OK, it doesn't scream 'cinema as high art', but is Sex and the City 2 a light-hearted, trashy but enjoyable romp, or an inane and soulless reel of annoying crap falling into the genre of exploitation cinema? Unfortunately, this film (and I use the term 'film' losely; it's not so much a film as it is an advertisement for stupidity) falls into the latter category.

Essentially, we are set up to dislike 4 characters, and then watch them get pampered for an hour. In a way it is the inverse of the short story I have no mouth and I must scream, in which we are set up to like five protagonists and then read about their torture for the rest of the story. Sex and the City 2 is a horror story for the equal and opposite reason. Contrast again with The Human Centipede; we're set up to dislike two girls and then see them be tortured for the rest of the movie (except a completely sympathetic Japanese tourist joins them, ruining this device), Sex and the City 2 goes in the other direction, with almost equally horrifying results.

We are introduced to Carrie (Sarah Jessica Parker), our protagonist, as she feels her recent marriage to John Preston (Chris Noth) has lost some sort of 'zing'. Rather than realizing this is a normal part of marriage, we're taught that the Hard-working John is wrong to stay in and cook for his wife; he should be taking her to expensive restaurants!

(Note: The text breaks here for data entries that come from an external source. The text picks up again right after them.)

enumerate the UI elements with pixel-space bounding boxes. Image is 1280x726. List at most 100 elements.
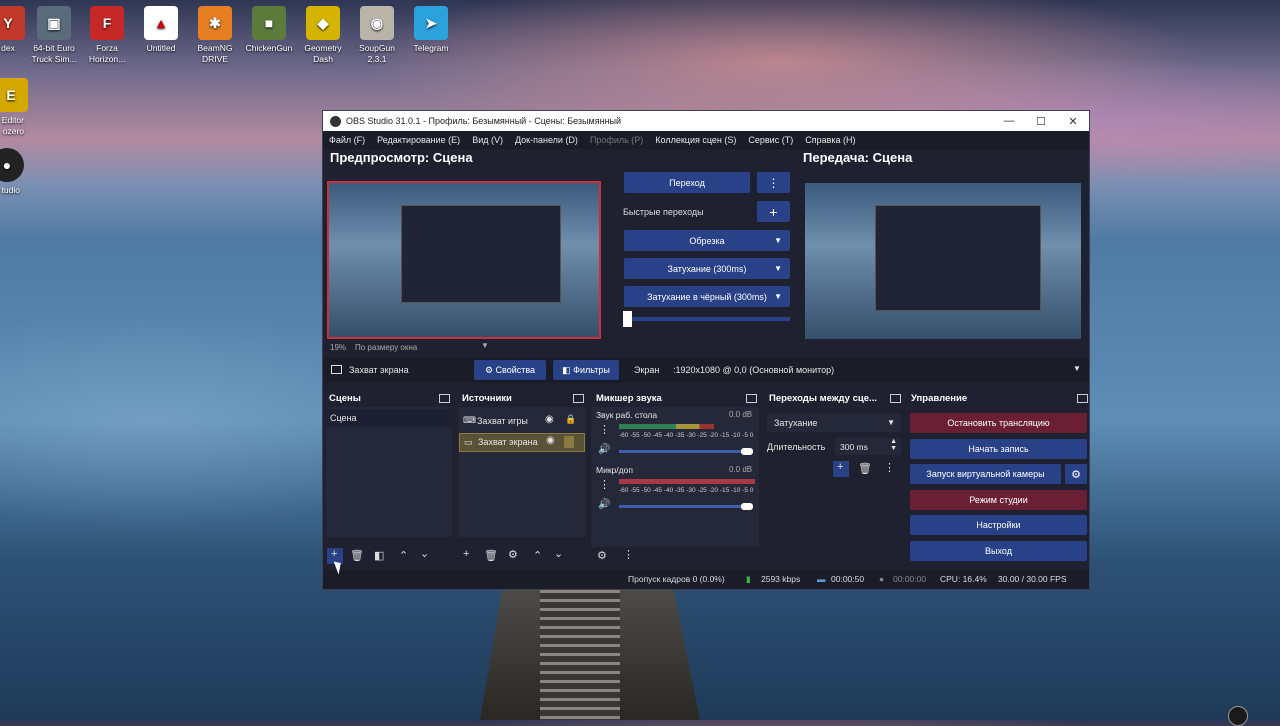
desktop-icon-soupgun[interactable]: ◉ SoupGun 2.3.1 <box>351 4 403 65</box>
studio-mode-button[interactable]: Режим студии <box>910 490 1087 510</box>
duration-input[interactable]: 300 ms ▲ ▼ <box>835 438 901 455</box>
menu-help[interactable]: Справка (H) <box>799 135 861 145</box>
menu-view[interactable]: Вид (V) <box>466 135 509 145</box>
wallpaper-pier <box>480 590 700 720</box>
up-icon[interactable]: ⌃ <box>533 549 542 562</box>
menu-edit[interactable]: Редактирование (E) <box>371 135 466 145</box>
selected-source-name: Захват экрана <box>349 365 409 375</box>
quick-transition-cut[interactable]: Обрезка ▼ <box>624 230 790 251</box>
screen-select[interactable]: :1920x1080 @ 0,0 (Основной монитор) <box>673 365 834 375</box>
desktop-icon-euro-truck[interactable]: ▣ 64-bit Euro Truck Sim... <box>28 4 80 65</box>
volume-slider-handle[interactable] <box>741 503 753 510</box>
mixer-settings-icon[interactable]: ⚙ <box>597 549 607 562</box>
program-obs-thumbnail <box>875 205 1041 311</box>
undock-icon[interactable] <box>746 394 757 403</box>
lock-icon[interactable]: 🔒 <box>565 414 576 425</box>
channel-name: Микр/доп <box>596 465 633 475</box>
undock-icon[interactable] <box>1077 394 1088 403</box>
volume-slider-handle[interactable] <box>741 448 753 455</box>
source-item-screen-capture[interactable]: ▭ Захват экрана ◉ <box>459 433 585 452</box>
tray-icon[interactable] <box>1228 706 1248 726</box>
menu-docks[interactable]: Док-панели (D) <box>509 135 584 145</box>
start-recording-button[interactable]: Начать запись <box>910 439 1087 459</box>
channel-menu-icon[interactable]: ⋮ <box>599 478 610 491</box>
channel-db: 0.0 dB <box>729 465 753 474</box>
volume-slider[interactable] <box>619 505 753 508</box>
desktop-icon-telegram[interactable]: ➤ Telegram <box>405 4 457 54</box>
source-item-game-capture[interactable]: ⌨ Захват игры ◉ 🔒 <box>459 412 585 430</box>
speaker-icon[interactable]: 🔊 <box>598 499 610 510</box>
trash-icon[interactable]: 🗑 <box>350 549 364 562</box>
stepper-icon[interactable]: ▲ ▼ <box>890 438 897 452</box>
desktop-icon-geometry-dash[interactable]: ◆ Geometry Dash <box>297 4 349 65</box>
volume-slider[interactable] <box>619 450 753 453</box>
chickengun-icon: ■ <box>252 6 286 40</box>
desktop-icon-chickengun[interactable]: ■ ChickenGun <box>243 4 295 54</box>
beamng-icon: ✱ <box>198 6 232 40</box>
tbar-track[interactable] <box>624 317 790 321</box>
transition-menu-icon[interactable]: ⋮ <box>757 172 790 193</box>
visibility-icon[interactable]: ◉ <box>545 414 554 425</box>
exit-button[interactable]: Выход <box>910 541 1087 561</box>
transition-button[interactable]: Переход <box>624 172 750 193</box>
quick-transition-fade[interactable]: Затухание (300ms) ▼ <box>624 258 790 279</box>
program-canvas <box>805 183 1081 339</box>
title-bar: OBS Studio 31.0.1 - Профиль: Безымянный … <box>323 111 1089 131</box>
virtual-camera-button[interactable]: Запуск виртуальной камеры <box>910 464 1061 484</box>
desktop-icon-forza[interactable]: F Forza Horizon... <box>81 4 133 65</box>
volume-meter <box>619 424 715 429</box>
menu-profile[interactable]: Профиль (P) <box>584 135 649 145</box>
undock-icon[interactable] <box>573 394 584 403</box>
transition-select[interactable]: Затухание ▼ <box>767 414 901 432</box>
settings-button[interactable]: Настройки <box>910 515 1087 535</box>
filters-button[interactable]: ◧ Фильтры <box>553 360 619 380</box>
desktop-icon-beamng[interactable]: ✱ BeamNG DRIVE <box>189 4 241 65</box>
transition-menu-icon[interactable]: ⋮ <box>884 461 895 474</box>
visibility-icon[interactable]: ◉ <box>546 435 555 446</box>
scene-item[interactable]: Сцена <box>326 409 452 427</box>
desktop-icon-untitled[interactable]: ▲ Untitled <box>135 4 187 54</box>
trash-icon[interactable]: 🗑 <box>858 462 872 475</box>
menu-tools[interactable]: Сервис (T) <box>742 135 799 145</box>
fit-mode[interactable]: По размеру окна <box>355 343 417 352</box>
lock-icon[interactable] <box>564 436 574 448</box>
fit-mode-chevron-icon[interactable]: ▼ <box>481 341 489 350</box>
preview-title: Предпросмотр: Сцена <box>330 150 473 165</box>
virtual-camera-gear-icon[interactable]: ⚙ <box>1065 464 1087 484</box>
record-icon: ● <box>879 574 885 584</box>
editor-icon: E <box>0 78 28 112</box>
menu-scene-collection[interactable]: Коллекция сцен (S) <box>649 135 742 145</box>
filter-icon[interactable]: ◧ <box>374 549 384 562</box>
channel-menu-icon[interactable]: ⋮ <box>599 423 610 436</box>
up-icon[interactable]: ⌃ <box>399 549 408 562</box>
trash-icon[interactable]: 🗑 <box>484 549 498 562</box>
down-icon[interactable]: ⌄ <box>554 547 563 560</box>
stop-stream-button[interactable]: Остановить трансляцию <box>910 413 1087 433</box>
speaker-icon[interactable]: 🔊 <box>598 444 610 455</box>
close-icon[interactable]: ✕ <box>1057 115 1089 128</box>
desktop-icon-studio[interactable]: ● tudio <box>0 146 24 196</box>
screen-label: Экран <box>634 365 660 375</box>
minimize-icon[interactable]: — <box>993 115 1025 128</box>
preview-canvas[interactable] <box>327 181 601 339</box>
desktop-icon-editor[interactable]: E Editor ozero <box>0 76 28 137</box>
down-icon[interactable]: ⌄ <box>420 547 429 560</box>
obs-logo-icon <box>330 115 341 127</box>
window-title: OBS Studio 31.0.1 - Профиль: Безымянный … <box>346 116 622 126</box>
maximize-icon[interactable]: ☐ <box>1025 115 1057 128</box>
stream-icon: ▬ <box>817 574 826 584</box>
tbar-handle[interactable] <box>623 311 632 327</box>
add-source-icon[interactable]: + <box>463 548 469 560</box>
filter-icon: ◧ <box>562 364 574 375</box>
screen-chevron-icon[interactable]: ▼ <box>1073 364 1081 373</box>
meter-scale: -60 -55 -50 -45 -40 -35 -30 -25 -20 -15 … <box>619 432 754 439</box>
gear-icon[interactable]: ⚙ <box>508 548 518 561</box>
quick-transition-fade-black[interactable]: Затухание в чёрный (300ms) ▼ <box>624 286 790 307</box>
add-quick-transition-icon[interactable]: + <box>757 201 790 222</box>
properties-button[interactable]: ⚙ Свойства <box>474 360 546 380</box>
undock-icon[interactable] <box>890 394 901 403</box>
mixer-menu-icon[interactable]: ⋮ <box>623 548 634 561</box>
undock-icon[interactable] <box>439 394 450 403</box>
menu-file[interactable]: Файл (F) <box>323 135 371 145</box>
telegram-icon: ➤ <box>414 6 448 40</box>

On a day when John had been worked himself tired, we're to believe he's an unsympathetic character for the crime not wanting to a attend completely unrelated film premiere. Never mind "the market fell 100 points" and thousands of real people will likely lose their jobs, you're a a bastard for then not taking your mealy-mouthed wife to indulge in superficiality.

It's not that scene which trivializes and undermines the sanctity of human relationships--no no--that already happened in the opening scene. We're introduced to the four women as they attend a gay wedding, where infidelity is discussed as a perfectly acceptible because, hey "there are lots of marriages". Yeah, well thank goodness there are lots of other films, too.

All of this could be forgiven if the films proved genuinely funny, but all attempts at humour are trite and predictable. Should an Irish character appear on screen, you know it's only a matter of time before a 'lucky charms' joke is made. Worse, the choice of targets is at times the only characters or figures with which the audience has any real sympathy. Any sort of independence or utilitarianism is punished and condemned as 'stupid'. Checking that your phone is functional in a new country is distracting the group from concerns more superficial, so shame on you, idiot!

It gets worse, far, far worse. Superficiality continues on as a conceptual hero of the story, uniter of cultures, and meaning of life. Guaranteed to make you feel 'what is wrong with the world', give this one a miss.